Nel partecipare come ospite d'onore alla parata militare della Giornata della vittoria, il 9 maggio a Mosca, il prima ministro israeliano Benjamin Netanyahu ha rivolto al presidente Vladimir Putin un appello affinché Mosca prenda sul serio la minaccia iraniana, considerata alla stregua del «nazifascismo». Che cosa può fare Putin a questo punto? A mio avviso molto poco. Gli interessi in Siria sono così numerosi, contrastanti e complessi che davvero Mosca può ben poco. Innanzitutto perché si è schierata da una parte precisa e, quindi, non si vede come possa intraprendere una mediazione. E poi perché per gli iraniani il controllo almeno sudi una parte della Siria è fondamentale.

Al di là dello sbocco sul Mediterraneo, strategico in termini economico-politici, perché Teheran non pub arretrare in Siria? Per ragioni riassumibili con l'espressione «difesa avanzata». Avere i missili di Hezbollah, in Libano e in Siria, puntati verso Israele ha un effetto deterrente, nella logica delle tensioni mediorientali.

A Teheran quanto conviene arrivare al conflitto diretto con Gerusalemme? Non è nell'interesse iraniano. E infatti, a parte alcuni organi di stampa ultra-conservatori, che non hanno mai abbandonato la retorica anti-israeliana di Ahmadinejad, quelli più vicini al presidente Rohani mantengono toni moderati. Ovviamente, dopo le ultime decisioni di Trump, l'anti-americanismo è riemerso con forza.

Netanyahu e Trump stanno agendo unicamente in funzione geopolitica oppure hanno obiettivi interni? Il premier israeliano è in difficoltà per inchieste aventi per oggetto casi di corruzione attualmente in corso di svolgimento. Per distrarre l'attenzione dell'opinione pubblica e compattare uno scenario politico nazionale assai frammentato, agitare la bandiera della minaccia iraniana è utile. Quanto a Trump, sappiamo che lo smantellamento di quanto fatto dall'amministrazione Obama era nel suo programma elettorale.
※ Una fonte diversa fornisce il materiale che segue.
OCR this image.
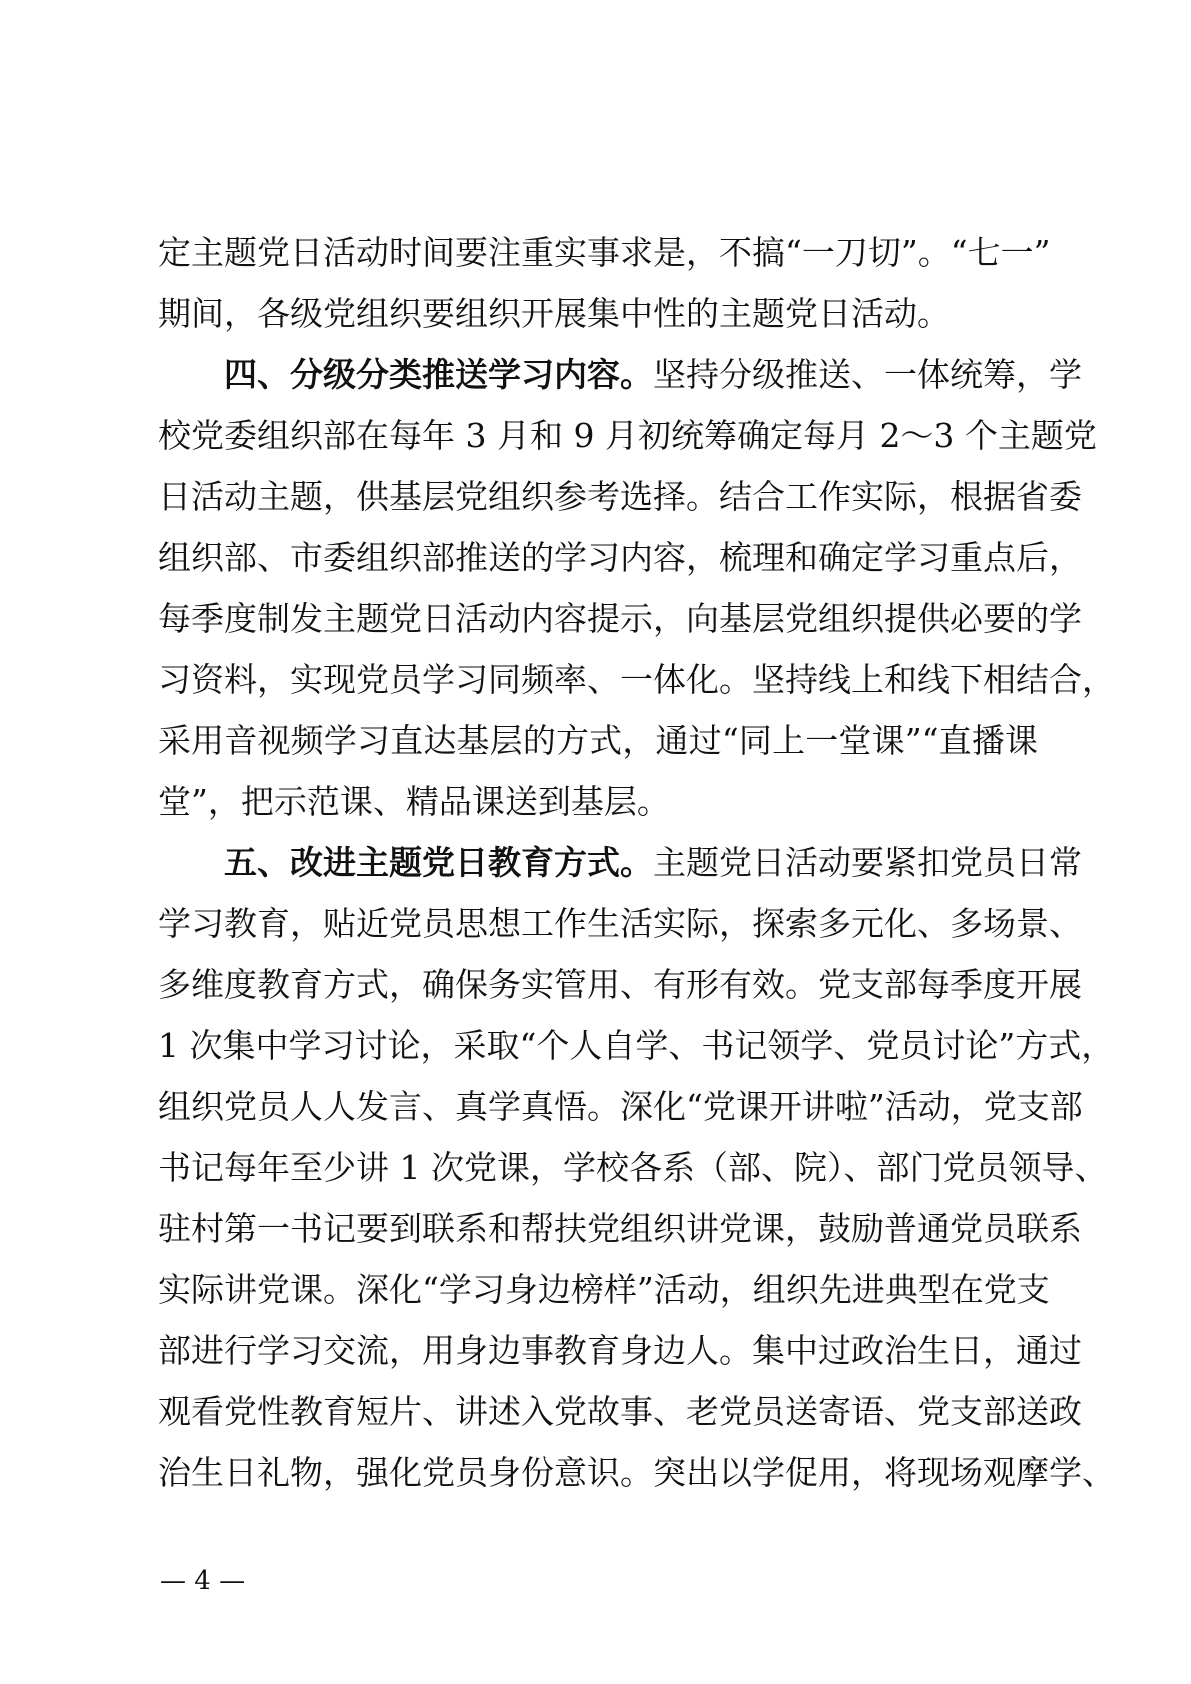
定主题党日活动时间要注重实事求是，不搞“一刀切”。“七一”
期间，各级党组织要组织开展集中性的主题党日活动。
四、分级分类推送学习内容。坚持分级推送、一体统筹，学
校党委组织部在每年 3 月和 9 月初统筹确定每月 2～3 个主题党
日活动主题，供基层党组织参考选择。结合工作实际，根据省委
组织部、市委组织部推送的学习内容，梳理和确定学习重点后，
每季度制发主题党日活动内容提示，向基层党组织提供必要的学
习资料，实现党员学习同频率、一体化。坚持线上和线下相结合，
采用音视频学习直达基层的方式，通过“同上一堂课”“直播课
堂”，把示范课、精品课送到基层。
五、改进主题党日教育方式。主题党日活动要紧扣党员日常
学习教育，贴近党员思想工作生活实际，探索多元化、多场景、
多维度教育方式，确保务实管用、有形有效。党支部每季度开展
1 次集中学习讨论，采取“个人自学、书记领学、党员讨论”方式，
组织党员人人发言、真学真悟。深化“党课开讲啦”活动，党支部
书记每年至少讲 1 次党课，学校各系（部、院）、部门党员领导、
驻村第一书记要到联系和帮扶党组织讲党课，鼓励普通党员联系
实际讲党课。深化“学习身边榜样”活动，组织先进典型在党支
部进行学习交流，用身边事教育身边人。集中过政治生日，通过
观看党性教育短片、讲述入党故事、老党员送寄语、党支部送政
治生日礼物，强化党员身份意识。突出以学促用，将现场观摩学、
— 4 —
A suo giudizio, siamo davvero a un passo da un nuovo fronte bellico? La situazione è incandescente: i raid israeliani in Siria non sono una novità, ma è vero che adesso sono sempre più frequenti ed efficaci. Un solo errore di calcolo e il Golan esploderà. Lo spostamento della rappresentanza diplomatica Usa da Tel Aviv a Gerusalemme, inoltre, sarà anch'esso un passaggio delicato.